Calypso's Cave (Maltese: L-Għar ta' Calisso) is a natural cave, located on the western side of the Ramla bay, near the town of Xagħra, on the island of Gozo. The cave is alleged to be the one referenced in the Odyssey as the cave where the nymph Calypso kept Odysseus prisoner for seven years after his ship was wrecked after a fierce storm. The cave was closed to the public for fear of collapse, but has reopened. The cave is commonly confused with Tal' Mixta Cave, which is located on the other side of the bay, within the confines of the Nadur local council.

== Geography and Location ==
The cave's interior allegedly extends as a complex labyrinth, potentially reaching sea level at certain points. However, stone boulders block passage beyond a few meters into the cave, making comprehensive exploration impossible. The cave's entrance consists of an archway approximately 1 meter high. While the interior and exterior of the cave itself are not considered particularly impressive by some visitors, the location primarily draws interest for its mythological significance and the spectacular views it offers of Ramla Bay and the surrounding landscape.

=== Confusion with Mixta Cave ===
Calypso's Cave is frequently confused with Mixta Cave (Maltese: L-għar ta' Mixta), another natural formation located on the eastern side of the same bay. This confusion is so common that it receives specific mention in many travel guides and reviews. Mixta Cave has become increasingly popular with tourists and locals alike, particularly as an alternative when Calypso's Cave has been closed. Unlike Calypso's Cave, Mixta Cave has generally remained accessible to visitors, offering similar panoramic views of Ramla Bay.

== Mythological significance ==
The primary significance of Calypso's Cave stems from its alleged connection to Homer's epic poem, the Odyssey. According to this association, Gozo would be the mythical island of Ogygia where the nymph Calypso kept Odysseus (also known as Ulysses) as a "prisoner of love" for seven years after his ship was wrecked in a storm.

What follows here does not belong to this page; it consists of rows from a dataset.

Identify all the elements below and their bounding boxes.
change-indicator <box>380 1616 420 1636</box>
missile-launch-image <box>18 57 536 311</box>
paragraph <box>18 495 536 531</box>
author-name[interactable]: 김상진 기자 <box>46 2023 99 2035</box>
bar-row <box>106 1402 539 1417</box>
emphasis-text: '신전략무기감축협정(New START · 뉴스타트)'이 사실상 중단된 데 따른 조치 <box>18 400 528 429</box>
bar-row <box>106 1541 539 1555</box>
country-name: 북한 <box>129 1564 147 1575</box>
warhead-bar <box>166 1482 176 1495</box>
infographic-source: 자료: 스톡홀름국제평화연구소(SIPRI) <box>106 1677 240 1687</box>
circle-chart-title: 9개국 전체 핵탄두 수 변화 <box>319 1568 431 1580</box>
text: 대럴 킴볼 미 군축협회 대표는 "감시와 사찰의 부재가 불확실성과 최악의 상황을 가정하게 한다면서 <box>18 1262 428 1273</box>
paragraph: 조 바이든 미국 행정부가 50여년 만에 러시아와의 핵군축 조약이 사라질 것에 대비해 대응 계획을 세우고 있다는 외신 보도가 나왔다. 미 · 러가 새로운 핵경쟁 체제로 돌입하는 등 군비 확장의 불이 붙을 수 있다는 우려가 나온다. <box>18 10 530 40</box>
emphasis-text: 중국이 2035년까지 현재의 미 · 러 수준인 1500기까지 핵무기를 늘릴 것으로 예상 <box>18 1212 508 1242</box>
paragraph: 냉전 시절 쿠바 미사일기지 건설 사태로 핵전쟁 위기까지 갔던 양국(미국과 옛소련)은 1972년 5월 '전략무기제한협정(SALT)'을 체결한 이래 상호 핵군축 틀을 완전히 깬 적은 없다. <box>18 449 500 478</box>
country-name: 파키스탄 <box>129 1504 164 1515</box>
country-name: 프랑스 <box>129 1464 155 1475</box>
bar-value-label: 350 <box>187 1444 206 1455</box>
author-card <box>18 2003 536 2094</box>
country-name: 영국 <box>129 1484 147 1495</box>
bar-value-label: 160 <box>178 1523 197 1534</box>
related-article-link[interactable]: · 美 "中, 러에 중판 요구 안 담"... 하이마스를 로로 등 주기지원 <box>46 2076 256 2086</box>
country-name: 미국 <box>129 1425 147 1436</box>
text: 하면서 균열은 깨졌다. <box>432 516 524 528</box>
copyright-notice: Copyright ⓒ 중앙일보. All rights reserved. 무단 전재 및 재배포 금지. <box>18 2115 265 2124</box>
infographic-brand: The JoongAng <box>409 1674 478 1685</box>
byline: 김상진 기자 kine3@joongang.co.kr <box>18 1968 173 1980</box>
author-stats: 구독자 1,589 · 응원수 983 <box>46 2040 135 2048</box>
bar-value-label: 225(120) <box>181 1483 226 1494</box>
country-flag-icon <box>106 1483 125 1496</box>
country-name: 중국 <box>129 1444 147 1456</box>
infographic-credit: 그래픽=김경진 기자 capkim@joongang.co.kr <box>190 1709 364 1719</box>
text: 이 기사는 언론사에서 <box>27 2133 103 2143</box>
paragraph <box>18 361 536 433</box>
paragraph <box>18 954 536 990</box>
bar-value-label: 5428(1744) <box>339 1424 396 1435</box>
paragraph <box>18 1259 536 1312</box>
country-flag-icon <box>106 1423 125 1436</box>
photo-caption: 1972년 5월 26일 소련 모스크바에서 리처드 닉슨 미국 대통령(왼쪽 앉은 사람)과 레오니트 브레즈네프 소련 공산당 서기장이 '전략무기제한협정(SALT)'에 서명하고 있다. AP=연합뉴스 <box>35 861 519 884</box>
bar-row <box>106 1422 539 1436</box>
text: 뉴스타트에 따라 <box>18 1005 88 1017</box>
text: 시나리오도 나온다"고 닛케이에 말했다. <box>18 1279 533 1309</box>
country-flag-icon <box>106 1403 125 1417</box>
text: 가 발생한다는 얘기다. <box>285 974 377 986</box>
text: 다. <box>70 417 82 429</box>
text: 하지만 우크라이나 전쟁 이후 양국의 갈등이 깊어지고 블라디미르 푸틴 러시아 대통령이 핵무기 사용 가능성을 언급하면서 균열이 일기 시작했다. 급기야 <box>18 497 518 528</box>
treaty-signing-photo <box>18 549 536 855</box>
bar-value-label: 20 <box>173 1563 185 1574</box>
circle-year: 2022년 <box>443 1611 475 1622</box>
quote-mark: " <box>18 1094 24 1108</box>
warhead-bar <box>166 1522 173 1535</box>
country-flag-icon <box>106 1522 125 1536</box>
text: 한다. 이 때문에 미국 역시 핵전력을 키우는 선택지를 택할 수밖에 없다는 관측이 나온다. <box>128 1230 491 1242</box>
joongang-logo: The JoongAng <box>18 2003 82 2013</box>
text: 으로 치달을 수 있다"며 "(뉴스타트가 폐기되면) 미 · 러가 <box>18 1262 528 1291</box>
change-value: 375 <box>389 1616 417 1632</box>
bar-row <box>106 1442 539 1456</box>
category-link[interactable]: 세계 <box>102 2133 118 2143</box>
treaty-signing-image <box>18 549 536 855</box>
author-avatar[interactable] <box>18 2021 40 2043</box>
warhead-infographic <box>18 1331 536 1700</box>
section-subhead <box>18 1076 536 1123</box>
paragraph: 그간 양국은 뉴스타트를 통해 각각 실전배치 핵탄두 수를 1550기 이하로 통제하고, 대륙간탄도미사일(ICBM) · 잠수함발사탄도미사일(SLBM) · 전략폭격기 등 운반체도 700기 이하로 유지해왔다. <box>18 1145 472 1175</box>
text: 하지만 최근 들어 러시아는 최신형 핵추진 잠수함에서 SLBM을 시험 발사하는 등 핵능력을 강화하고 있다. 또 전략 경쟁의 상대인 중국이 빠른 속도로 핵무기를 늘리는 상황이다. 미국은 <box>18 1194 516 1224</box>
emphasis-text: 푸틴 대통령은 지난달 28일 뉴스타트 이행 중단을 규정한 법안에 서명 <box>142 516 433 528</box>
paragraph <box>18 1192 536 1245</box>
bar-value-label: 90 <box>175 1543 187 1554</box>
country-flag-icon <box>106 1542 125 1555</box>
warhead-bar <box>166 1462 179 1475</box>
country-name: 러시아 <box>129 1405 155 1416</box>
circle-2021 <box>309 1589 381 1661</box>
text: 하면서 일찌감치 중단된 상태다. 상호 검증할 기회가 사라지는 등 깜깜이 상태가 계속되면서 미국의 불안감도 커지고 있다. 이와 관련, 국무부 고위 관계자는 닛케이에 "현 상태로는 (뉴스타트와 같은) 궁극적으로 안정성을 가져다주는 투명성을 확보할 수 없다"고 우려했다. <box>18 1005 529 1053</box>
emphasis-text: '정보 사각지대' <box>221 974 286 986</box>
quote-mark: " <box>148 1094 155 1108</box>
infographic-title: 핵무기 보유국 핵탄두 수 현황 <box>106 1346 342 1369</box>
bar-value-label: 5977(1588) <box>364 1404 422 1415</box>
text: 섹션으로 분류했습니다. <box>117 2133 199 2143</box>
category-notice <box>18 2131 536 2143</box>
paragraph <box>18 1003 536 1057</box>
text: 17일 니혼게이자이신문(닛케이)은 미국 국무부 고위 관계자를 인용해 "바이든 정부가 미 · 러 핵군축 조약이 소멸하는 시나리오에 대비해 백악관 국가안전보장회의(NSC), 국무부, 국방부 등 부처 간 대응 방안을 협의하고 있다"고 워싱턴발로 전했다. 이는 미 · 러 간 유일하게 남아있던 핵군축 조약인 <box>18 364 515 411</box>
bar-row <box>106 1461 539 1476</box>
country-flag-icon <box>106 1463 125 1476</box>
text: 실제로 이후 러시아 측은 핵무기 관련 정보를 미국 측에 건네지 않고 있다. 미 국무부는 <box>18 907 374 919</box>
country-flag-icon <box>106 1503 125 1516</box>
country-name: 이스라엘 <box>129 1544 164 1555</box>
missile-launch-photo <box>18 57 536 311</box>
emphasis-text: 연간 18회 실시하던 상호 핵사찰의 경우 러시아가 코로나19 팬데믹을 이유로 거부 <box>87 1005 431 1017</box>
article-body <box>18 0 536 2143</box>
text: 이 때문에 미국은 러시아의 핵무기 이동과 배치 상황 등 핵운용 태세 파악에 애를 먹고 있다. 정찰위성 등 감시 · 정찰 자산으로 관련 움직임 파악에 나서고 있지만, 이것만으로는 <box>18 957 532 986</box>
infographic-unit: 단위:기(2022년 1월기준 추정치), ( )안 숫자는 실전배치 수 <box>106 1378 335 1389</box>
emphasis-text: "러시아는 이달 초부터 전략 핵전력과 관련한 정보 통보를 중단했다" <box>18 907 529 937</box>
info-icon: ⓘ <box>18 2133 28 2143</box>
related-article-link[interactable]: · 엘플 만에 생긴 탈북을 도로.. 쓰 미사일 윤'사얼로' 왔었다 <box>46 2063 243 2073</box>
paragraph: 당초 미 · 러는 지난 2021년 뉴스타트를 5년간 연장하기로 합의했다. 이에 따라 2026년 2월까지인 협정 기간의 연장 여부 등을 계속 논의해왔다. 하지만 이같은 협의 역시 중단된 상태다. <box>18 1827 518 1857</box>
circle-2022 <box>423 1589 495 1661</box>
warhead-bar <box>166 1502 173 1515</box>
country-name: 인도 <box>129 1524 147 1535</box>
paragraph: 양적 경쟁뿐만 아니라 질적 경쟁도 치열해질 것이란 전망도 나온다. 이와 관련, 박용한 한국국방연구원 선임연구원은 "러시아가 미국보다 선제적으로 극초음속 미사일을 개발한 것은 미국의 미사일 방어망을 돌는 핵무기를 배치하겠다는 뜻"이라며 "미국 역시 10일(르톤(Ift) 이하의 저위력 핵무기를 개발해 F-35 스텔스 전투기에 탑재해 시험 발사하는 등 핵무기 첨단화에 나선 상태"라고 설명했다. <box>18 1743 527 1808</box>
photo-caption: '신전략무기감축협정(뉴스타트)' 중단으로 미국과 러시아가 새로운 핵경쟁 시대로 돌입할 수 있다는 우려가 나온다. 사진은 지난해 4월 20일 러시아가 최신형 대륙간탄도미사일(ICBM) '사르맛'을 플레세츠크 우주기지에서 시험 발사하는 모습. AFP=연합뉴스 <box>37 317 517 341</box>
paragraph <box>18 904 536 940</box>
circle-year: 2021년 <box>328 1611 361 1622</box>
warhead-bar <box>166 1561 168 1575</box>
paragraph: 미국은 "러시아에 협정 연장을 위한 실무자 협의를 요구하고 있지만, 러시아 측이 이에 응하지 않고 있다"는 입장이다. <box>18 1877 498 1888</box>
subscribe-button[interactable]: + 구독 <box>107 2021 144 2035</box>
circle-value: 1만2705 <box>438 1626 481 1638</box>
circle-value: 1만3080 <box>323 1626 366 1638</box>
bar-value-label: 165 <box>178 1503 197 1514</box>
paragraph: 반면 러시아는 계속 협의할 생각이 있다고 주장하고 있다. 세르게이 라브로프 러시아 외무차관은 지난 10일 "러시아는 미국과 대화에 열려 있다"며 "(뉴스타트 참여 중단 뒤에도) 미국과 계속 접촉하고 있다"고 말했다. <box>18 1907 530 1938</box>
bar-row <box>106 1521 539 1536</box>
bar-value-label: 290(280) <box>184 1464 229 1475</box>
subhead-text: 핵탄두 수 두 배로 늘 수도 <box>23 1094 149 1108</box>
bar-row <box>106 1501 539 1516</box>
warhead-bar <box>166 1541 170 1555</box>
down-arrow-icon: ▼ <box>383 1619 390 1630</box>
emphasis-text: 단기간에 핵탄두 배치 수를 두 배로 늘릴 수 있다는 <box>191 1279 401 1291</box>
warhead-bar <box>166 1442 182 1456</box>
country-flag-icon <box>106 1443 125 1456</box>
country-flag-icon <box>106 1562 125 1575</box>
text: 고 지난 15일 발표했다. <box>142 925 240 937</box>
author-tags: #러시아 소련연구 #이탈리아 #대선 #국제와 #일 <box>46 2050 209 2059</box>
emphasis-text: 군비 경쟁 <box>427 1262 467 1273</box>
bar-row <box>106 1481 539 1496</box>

The legend recounts that Calypso promised Odysseus immortality if he would stay with her forever. However, despite this tempting offer, Odysseus longed to return to his wife Penelope. According to the Odyssey, he eventually escaped with the intervention of the Greek gods.

In one local version of the legend, Ulysses was the sole survivor of a shipwreck caused by a terrible tempest. After days clinging to a mast, he swam to land where he found food, water, flowers, and was met by Calypso, who appeared from a cave dressed in white.

The identification of Gozo as Homer's Ogygia is contested. While many scholars by the 19th century had agreed that Ogygia was either Malta or Gozo, other Mediterranean islands also claim this connection. For example, the Croatian island of Mljet also contains a cave associated with the Calypso legend.

== Historical Significance ==
Beyond its mythological associations, the area surrounding Calypso's Cave holds historical importance. On the shore below the cave lie the remains of the Marsalforn Tower, a fortification constructed by the Knights of Malta in the early 18th century to defend against seaward attacks.

On calm days, visitors can observe the remnants of an artificial reef extending into the sea. This was part of the defensive strategy implemented by the Knights of St. John to prevent enemy landings on Ramla Beach. The design intended for enemy ships to run aground on the reef, where they would then be attacked using primitive mortar-like weapons. Below the cave, the aptly named Ulysses Lodge abandoned site is also present.